One of the challenges with Z-transform is that that inverse is not unique. A single z-transform representation can correspond have multiple time-domain signals. However, if you know the z-transform's region of convergence, you can unique identify the inverse.
Since the Z-transform is a sum, then $X(z)=\infty$ if any value in the sum is $\infty$. This is not invertible (i.e., we cannot get back to $x[n]$). Hence, we can only invert for values of $z$ in which $X(z) \neq \infty$. This set of $z$ values is known as the region of convergence. The region of convergence exists in the complex plane.
In the complex plane, the region of convergence begins at a pole. If the pole is causal, the region of convergence exists for all values with a radius greater than $\sigma$ (the magnitude of the pole) from the origin.
If the pole is anti-causal, the region of convergence exists for all values with a radius of less than $\sigma$ (the magnitude of the pole) from the origin. If the system has multiple poles, the total region of convergence is the intersection of the region of convergence for each pole.
Consider $$x[n] = (1/2)^n u[n] \; .$$ The Z-transform is defined by $$X(z) = \frac{1}{1-(1/2)z^{-1}} \; .$$ The time-domain signal $x[n]$ is causal, so the ROC is $|z| > 1/2$.

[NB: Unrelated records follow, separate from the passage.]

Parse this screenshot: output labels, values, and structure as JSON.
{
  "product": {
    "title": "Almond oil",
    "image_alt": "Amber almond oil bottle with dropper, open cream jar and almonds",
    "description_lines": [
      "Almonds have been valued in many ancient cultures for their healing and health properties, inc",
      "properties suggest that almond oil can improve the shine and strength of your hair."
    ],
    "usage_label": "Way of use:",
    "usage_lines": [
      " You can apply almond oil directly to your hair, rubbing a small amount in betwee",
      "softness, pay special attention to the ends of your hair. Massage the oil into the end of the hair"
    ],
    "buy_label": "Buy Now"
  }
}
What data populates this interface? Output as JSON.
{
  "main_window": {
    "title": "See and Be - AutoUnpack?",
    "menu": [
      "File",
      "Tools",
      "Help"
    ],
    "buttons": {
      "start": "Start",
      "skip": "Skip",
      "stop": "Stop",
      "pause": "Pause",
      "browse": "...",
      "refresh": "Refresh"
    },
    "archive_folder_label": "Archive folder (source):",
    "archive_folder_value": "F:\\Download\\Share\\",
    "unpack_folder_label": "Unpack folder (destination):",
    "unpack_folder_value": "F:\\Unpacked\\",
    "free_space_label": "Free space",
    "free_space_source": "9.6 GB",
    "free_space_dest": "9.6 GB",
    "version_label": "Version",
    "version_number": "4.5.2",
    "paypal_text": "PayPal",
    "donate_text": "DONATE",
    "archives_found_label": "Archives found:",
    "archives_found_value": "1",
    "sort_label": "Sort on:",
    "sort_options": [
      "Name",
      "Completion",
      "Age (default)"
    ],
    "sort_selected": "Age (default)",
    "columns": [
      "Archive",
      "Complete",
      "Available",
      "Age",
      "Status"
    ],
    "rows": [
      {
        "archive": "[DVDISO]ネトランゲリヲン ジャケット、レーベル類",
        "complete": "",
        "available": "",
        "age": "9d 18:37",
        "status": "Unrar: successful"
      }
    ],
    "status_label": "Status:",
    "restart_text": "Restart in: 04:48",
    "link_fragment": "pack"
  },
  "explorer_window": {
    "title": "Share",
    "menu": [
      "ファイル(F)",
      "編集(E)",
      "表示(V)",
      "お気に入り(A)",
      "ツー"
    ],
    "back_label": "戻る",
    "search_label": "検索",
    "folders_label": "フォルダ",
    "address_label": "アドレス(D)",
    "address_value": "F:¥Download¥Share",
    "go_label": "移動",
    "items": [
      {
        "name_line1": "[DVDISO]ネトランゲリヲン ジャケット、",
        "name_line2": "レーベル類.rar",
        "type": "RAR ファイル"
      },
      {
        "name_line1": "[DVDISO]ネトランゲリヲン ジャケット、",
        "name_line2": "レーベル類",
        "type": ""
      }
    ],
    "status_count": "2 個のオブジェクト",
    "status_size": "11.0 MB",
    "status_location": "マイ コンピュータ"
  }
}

Similarly, consider $$x[n] = -(1/2)^n u[-n-1] \; .$$ The Z-transform is defined by $$X(z) = \frac{1}{1-(1/2)z^{-1}} \; .$$ The time-domain signal $x[n]$ is anti-causal, so the ROC is $|z| < 1/2$.
One of the most common ways to perform an inverse Z-transform representation is to decompose it into easy-to-invert components. Partial fraction decomposition for $N > M$ (i.e., more poles than zeros) can be expressed as $$ \begin{eqnarray} H(z) &=& \frac{b_0}{a_0} \frac{\prod_{m=1}^{M} \left( 1 - z_{m} z^{-1} \right) }{\prod_{m=1}^{N} \left( 1 - p_{m} z^{-1} \right) } \\ &=& \frac{b_0}{a_0} \sum_{m=1}^N \frac{A_m}{1 - p_{m} z^{-1} } \; , \end{eqnarray} $$ where $p_{m}$ are scalar constants representing our poles and $A_m$ are scalar constants for each term. After performing the partial fraction decomposition, we can complete the inverse Z-transform for each component in $H(z)$.